Privatized Air Traffic Control: Ready for Take-Off

The sky is the limit, or so goes the saying. What has seemingly reached its limit is putting up with the government's control of air traffic control. Representative John Mica (R-FL) recently introduced legislation that would lead to greater privatization of air traffic control. In response, the Center of American Progress, which is the Left's equivalent of the Heritage Foundation, wrote a piece entitled "4 Essential Questions About Air Traffic Control Privatization." The four questions were as follows:
  1. If the current system works well, why change it?
  2. Who is going to pay for it?
  3. What about NextGen (which is a satellite-based system of navigation) implementation?
  4. How would privatization affect aviation policy?
The author of the piece assumes that a) the Federal Aviation Administration (FAA) is working well, and b) that air traffic control is so important or complex that only government can handle it.
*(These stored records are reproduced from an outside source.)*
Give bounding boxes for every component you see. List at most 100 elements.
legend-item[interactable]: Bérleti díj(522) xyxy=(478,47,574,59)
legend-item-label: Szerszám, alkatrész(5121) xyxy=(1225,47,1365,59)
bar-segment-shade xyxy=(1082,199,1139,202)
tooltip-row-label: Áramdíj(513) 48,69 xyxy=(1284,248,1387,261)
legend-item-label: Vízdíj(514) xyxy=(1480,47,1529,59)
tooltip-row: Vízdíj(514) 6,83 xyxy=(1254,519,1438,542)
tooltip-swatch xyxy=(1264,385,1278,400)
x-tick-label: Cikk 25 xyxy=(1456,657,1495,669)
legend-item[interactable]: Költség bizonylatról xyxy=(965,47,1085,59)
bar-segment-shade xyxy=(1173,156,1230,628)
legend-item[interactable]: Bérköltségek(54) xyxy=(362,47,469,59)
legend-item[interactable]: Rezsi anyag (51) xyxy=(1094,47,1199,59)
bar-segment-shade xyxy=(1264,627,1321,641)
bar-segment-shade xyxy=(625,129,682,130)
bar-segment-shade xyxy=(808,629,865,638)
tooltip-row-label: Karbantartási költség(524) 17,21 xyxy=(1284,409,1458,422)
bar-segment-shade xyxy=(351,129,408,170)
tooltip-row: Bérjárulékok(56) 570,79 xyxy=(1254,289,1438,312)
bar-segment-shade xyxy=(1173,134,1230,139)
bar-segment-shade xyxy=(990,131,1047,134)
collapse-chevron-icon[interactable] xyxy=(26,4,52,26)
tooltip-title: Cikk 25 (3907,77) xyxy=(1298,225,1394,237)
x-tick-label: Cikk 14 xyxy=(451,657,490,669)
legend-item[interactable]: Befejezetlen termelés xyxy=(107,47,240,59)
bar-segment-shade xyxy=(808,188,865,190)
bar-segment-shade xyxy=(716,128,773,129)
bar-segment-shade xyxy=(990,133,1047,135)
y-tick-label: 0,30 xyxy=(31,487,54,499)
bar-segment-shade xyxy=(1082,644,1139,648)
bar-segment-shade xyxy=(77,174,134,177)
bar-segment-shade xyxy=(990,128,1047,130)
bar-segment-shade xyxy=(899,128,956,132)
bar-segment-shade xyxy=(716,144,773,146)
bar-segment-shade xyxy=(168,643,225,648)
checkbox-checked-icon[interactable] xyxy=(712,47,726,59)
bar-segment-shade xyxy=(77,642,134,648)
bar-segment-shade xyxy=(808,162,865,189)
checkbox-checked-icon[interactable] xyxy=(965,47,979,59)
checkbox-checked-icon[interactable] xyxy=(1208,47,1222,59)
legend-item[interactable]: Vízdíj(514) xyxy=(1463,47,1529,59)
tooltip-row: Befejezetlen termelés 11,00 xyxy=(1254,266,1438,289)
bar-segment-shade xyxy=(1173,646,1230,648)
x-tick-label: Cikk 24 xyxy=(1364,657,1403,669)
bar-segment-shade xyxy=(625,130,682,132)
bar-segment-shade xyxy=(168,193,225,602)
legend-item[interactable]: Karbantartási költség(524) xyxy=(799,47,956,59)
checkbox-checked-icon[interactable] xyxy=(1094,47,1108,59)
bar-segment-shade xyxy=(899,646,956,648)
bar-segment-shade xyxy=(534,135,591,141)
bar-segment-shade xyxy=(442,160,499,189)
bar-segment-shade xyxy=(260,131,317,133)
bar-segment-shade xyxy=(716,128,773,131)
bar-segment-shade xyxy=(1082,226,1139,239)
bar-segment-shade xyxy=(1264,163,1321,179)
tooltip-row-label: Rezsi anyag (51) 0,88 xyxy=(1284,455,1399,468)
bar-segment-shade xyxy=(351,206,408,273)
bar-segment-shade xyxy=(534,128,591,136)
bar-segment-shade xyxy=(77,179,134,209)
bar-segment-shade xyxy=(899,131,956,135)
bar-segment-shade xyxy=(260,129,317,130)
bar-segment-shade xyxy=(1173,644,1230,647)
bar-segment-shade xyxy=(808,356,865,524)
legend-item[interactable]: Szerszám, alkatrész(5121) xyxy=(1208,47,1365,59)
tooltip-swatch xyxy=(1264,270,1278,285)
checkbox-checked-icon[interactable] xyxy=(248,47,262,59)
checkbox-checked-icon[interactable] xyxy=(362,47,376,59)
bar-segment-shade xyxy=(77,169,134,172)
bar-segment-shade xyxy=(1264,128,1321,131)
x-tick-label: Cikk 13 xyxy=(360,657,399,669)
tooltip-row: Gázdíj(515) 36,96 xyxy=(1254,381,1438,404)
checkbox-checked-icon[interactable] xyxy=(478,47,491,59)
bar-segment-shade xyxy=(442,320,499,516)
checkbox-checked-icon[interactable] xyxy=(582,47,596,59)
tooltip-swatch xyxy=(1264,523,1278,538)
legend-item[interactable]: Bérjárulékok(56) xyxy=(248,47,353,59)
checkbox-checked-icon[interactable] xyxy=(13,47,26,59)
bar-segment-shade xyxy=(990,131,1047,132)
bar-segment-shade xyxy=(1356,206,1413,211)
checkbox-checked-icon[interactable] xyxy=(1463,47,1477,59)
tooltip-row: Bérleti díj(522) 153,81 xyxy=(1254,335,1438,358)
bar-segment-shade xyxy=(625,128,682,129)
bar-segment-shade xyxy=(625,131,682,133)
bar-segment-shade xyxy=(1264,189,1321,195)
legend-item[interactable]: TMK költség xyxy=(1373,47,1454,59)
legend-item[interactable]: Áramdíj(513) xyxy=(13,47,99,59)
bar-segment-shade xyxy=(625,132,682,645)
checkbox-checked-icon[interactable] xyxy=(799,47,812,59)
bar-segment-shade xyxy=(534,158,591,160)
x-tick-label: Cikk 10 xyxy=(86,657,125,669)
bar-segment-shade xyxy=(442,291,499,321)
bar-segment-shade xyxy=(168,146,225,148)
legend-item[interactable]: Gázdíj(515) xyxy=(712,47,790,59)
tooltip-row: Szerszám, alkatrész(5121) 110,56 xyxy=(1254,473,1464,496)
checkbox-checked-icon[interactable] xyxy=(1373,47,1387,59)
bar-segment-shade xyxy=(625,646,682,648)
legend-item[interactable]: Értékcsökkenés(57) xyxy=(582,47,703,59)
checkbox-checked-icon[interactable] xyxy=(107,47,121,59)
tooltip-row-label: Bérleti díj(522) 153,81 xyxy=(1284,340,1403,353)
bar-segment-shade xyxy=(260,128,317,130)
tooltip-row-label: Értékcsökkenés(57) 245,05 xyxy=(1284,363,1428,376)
Addressing the second point first, we already live in a world in which multiple countries, many of them developed (e.g., Canada, Germany, United Kingdom), already have successfully either a public-private partnership or privatized air traffic control. Even though basic comparative politics teaches us that each country has a unique political system, it's a safe bet that there are enough countries as case studies from which we can learn how to apply learned lessons to an American privatization model. Case in point: a 2014 report from the Government Accountability Office (GAO), in which a majority of major aviation industry stakeholders said that privatization was indeed implementable.

Let's return to the first assumption about the FAA working well. Contrary to what some believe, the FAA's monopoly on air traffic control doesn't function well (Poole, 2013). The GAO keeps lambasting the FAA for its incapability to implement NextGen, as well as a certain ineptness for protecting airplanes from cyber attacks. NextGen is something that the FAA has been trying to implement for years now, and not only are they behind schedule, but the FAA is also over-budget. The FAA also rations flights by delay on a first-come, first-serve basis, which creates all sorts of overcrowding. The Department of Transportation found that privately-run contract towers are significantly cheaper to run that those of the FAA.

Even better, the FAA can't even secure adequate funding. Not only is FAA funding marred by political considerations, but the 7.5 percent airline excise tax becomes more inefficient as airline ticket prices drop over time. Instead of using user-tax funding that is a) subject to annual Congressional approval and b) not connected to subsequent appropriations, we can shift over to direct user charges, charges that flow directly to the provider (Poole, 2013, p. 42) and allows for issuing revenue bonds based on their revenue stream. There were those who were worried that Canadian airline tickets would increase as a result of such privatization, but that didn't end up happening. Instead, Canadian air traffic control considerably improved

Air traffic control is more complex than it has been in the past. We don't need an inflexible, slow-moving bureaucratic agency managing something as important as air traffic control. We don't need air traffic control technology that operates on a computer system from the 1990s and radar technology from the mid-twentieth century. Many countries have privatized their air traffic control with better implementation of technological development and a decrease in congestion-related delays as a result. How about the United States joins the modern world by privatizing its air traffic control?